Tonight I read from Luke 7 the story of the faith of the centurion, and then of Jesus raising a widow's son.

He was not far from the house when the centurion sent friends to say to him: "Lord, don't trouble yourself, for I do not deserve to have you come under my roof. 7That is why I did not even consider myself worthy to come to you. But say the word, and my servant will be healed. 8For I myself am a man under authority, with soldiers under me. I tell this one, 'Go,' and he goes; and that one, 'Come,' and he comes.
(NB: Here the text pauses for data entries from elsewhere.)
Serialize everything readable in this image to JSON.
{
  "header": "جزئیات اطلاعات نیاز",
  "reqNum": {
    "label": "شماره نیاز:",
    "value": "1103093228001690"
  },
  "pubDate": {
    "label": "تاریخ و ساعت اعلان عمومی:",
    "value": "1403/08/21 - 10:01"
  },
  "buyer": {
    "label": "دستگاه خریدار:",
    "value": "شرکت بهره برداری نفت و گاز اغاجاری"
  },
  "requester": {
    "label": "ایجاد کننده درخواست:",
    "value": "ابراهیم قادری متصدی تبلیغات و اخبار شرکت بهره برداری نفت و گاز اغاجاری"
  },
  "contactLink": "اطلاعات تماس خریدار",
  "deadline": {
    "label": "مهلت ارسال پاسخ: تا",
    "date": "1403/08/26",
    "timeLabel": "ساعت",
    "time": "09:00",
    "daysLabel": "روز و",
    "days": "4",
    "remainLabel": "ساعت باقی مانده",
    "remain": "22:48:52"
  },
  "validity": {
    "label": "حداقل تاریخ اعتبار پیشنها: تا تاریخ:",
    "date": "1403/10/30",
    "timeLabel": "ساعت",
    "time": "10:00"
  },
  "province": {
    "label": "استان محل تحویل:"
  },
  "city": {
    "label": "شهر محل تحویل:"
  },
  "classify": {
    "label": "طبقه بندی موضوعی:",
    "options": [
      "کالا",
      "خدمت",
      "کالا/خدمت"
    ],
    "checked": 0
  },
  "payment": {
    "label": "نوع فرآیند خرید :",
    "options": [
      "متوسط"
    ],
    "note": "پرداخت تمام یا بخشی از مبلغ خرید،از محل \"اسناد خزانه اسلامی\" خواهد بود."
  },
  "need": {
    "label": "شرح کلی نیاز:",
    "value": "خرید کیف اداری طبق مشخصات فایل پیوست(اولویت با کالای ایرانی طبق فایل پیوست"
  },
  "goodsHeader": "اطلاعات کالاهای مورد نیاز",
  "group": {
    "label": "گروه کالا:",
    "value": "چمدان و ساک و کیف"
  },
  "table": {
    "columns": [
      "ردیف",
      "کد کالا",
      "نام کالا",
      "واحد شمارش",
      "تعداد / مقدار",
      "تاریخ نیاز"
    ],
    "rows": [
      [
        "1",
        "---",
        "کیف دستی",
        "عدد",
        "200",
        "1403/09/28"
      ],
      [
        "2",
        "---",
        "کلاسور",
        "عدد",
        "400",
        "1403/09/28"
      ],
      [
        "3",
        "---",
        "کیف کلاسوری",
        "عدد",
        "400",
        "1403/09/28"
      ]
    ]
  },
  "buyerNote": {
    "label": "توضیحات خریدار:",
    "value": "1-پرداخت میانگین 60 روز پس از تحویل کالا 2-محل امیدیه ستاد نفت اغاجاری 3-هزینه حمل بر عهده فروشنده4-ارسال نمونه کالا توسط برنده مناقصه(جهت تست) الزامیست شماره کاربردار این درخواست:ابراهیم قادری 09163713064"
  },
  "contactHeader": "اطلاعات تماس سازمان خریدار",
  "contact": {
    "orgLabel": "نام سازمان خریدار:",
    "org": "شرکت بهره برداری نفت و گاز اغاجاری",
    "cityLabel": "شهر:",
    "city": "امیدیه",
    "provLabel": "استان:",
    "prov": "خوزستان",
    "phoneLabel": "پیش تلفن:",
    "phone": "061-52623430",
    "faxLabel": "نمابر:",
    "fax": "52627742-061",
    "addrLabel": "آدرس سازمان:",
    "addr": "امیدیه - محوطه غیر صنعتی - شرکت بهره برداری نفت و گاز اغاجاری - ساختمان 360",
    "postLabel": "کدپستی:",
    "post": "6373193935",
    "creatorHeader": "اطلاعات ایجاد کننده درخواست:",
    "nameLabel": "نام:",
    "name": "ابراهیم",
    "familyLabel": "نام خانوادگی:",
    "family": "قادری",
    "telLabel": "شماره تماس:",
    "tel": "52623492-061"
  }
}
I say to my servant, 'Do this,' and he does it."
9When Jesus heard this, he was amazed at him, and turning to the crowd following him, he said, "I tell you, I have not found such great faith even in Israel." 10Then the men who had been sent returned to the house and found the servant well.

I feel so small at the absolute power and overwhelming authority of God. Everything is under His hand. With but a word He commands it all. How small are my worries in the sight of God.. how insignificant, how trivial.. and still He can speak and make all right, praise the Lord not right as I would have it be, but as He would.

13When the Lord saw her, his heart went out to her and he said, "Don't cry."
14Then he went up and touched the coffin, and those carrying it stood still. He said, "Young man, I say to you, get up!" 15The dead man sat up and began to talk, and Jesus gave him back to his mother.

How fantastic is Christ's mercy, how wide, how deep.. in the ultimate act of grace He gave His life for my sin, that I might see and rejoice in the glory of God, and in the smallest, most tender moment He wipes away a woman's tears. What stood out most in this passage to me was that as Jesus performed the amazing miracle of raising a man from death, still He takes the care to take the boy and return him to His mother's arms. The phrase "tender mercies" never meant so much to me.



This evening I found Christ's character.. in His authority in all things and faithfulness in my life, in His tender mercy.. when I instead wanted to find direct words of relief from worry and fear, that everything would be "ok" as I wanted it.. and how wonderfully so. Everyday it seems I find myself lost in myself. Every night I go to sleep with His peace transcending my heart and mind, and wake up fearful again. Everday I look for comfort in myself, in others, in scripture as I would like it to say, and everday I relearn the same basic truth: in Christ's character is my peace.